1993 Records To Die For Page 2

Larry Archibald

ROSTROPOVICH: Return to Russia
Tchaikovsky: Symphony 6. J. Strauss: Vergnügungszug Polka. Grieg: Aase's Death from Peer Gynt. Paganini: Moto perpetuo. Prokofiev: Tybalt's Death from Romeo and Juliet. Gershwin: Walking the Dog from Shall We Dance. Sousa: The Stars and Stripes Forever
Mstislav Rostropovich, National Symphony
Sony SK 45836 (CD only). Stephan Schellmann, prod.; Andreas Neubronner, eng. DDD. TT: 71:31

Lew Lipnick mentioned Rostropovitch's Return to Russia (Sony SK 45836) in a recent review. This very live recording was done in the Main Hall of the Conservatory, Moscow, with LL's own National Symphony. Hearing this performance of Tchaikovsky's Symphony 6 convinced me that I'd never heard this potboiler before. It is an absolutely electrifying performance! Rostropovitch manages a level of tension rare in any recording, much less in a piece I felt I'd heard all too many times before. The six shorter pieces that follow average only four minutes apiece; the audience is so clearly in love with everything Slava and the NSO are doing that it feels like they'll go on doing these encores until the next morning.

The recorded sound is beyond spectacular: it's cataclysmic. Heard on the B&W 800 loudspeakers, this disc sounded almost like a real symphony orchestra in my living room. I've never come close to that experience before; I can't imagine a classical-music enthusiast not being bowled over by this disc. Be forewarned, though: the sonics of this disc will try all but the most dynamic systems. The excitement of the performance comes through regardless of the system.
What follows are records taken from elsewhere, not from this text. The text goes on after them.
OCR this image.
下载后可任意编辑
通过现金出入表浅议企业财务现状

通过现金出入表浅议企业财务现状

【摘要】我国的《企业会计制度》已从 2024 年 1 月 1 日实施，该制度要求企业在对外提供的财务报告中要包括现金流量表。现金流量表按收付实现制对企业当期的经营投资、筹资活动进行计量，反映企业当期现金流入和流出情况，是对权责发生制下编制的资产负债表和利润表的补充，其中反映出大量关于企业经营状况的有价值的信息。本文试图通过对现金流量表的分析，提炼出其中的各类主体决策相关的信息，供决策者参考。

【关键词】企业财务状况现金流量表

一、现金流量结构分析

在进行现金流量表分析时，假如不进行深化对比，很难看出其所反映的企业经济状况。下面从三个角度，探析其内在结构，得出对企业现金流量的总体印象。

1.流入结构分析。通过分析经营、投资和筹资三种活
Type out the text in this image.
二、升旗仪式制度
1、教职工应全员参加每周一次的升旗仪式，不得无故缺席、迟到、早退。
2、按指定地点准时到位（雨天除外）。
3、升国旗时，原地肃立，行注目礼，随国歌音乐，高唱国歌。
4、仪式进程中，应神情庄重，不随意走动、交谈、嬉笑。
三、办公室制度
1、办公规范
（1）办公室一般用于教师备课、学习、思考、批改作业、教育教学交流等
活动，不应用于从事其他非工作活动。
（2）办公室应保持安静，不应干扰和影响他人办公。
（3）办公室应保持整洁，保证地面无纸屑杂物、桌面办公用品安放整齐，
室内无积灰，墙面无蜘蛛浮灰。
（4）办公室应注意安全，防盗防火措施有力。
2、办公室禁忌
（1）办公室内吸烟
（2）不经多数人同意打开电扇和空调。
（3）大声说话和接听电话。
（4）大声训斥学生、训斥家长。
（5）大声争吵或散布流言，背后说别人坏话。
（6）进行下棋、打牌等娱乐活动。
MAHLER: Symphony 2 ("Resurrection")
Leonard Bernstein, New York Philharmonic; Jennie Tourel, mezzo; Lee Venora, soprano; Collegiate Chorale, Abraham Kaplan, dir.
Columbia M2S 695 (2 LPs). John McClure, prod. AAA. TT: 84:45

I'm told that this early-'60s performance will be part of Sony's Royal Edition (previewed by Richard Schneider in Vol.15 No.11), and will be available in the early part of 1993. I'm far from an expert on Mahler, but this performance makes the other Seconds I've heard sound like mush. Bernstein extracts a miraculous level of tension, power, and dynamism from the NYP. And the notorious Columbia sound? Well, there's a bit of brightness, but it won't drive you out of the room unless your system already tends that way. And if you find yourself paying attention to the sound with this level of music-making---well, you should visit your audiophile chiropractor for an attitude adjustment. The recording is good enough to stay out of the way of a great performance, at least on LP, and I've heard they're doing some equalization with the re-releases, so it might be even better on CD.
HONKERS & BAR WALKERS, Vol.1
Featuring: Paul Bascomb, Teddy Brannon, Jimmy Coe, Cozy Eggleston, Jimmy Forrest, Fred Jackson, Fats Noel, Doc Sausage, Tab Smith, Chris Woods
Delmark DD-438 (CD). Robert G. Koester, prod.; Bill Putnam, eng. AAD. TT: 61:33
Available from Delmark, 4121 N. Rockwell, Chicago, IL 60618.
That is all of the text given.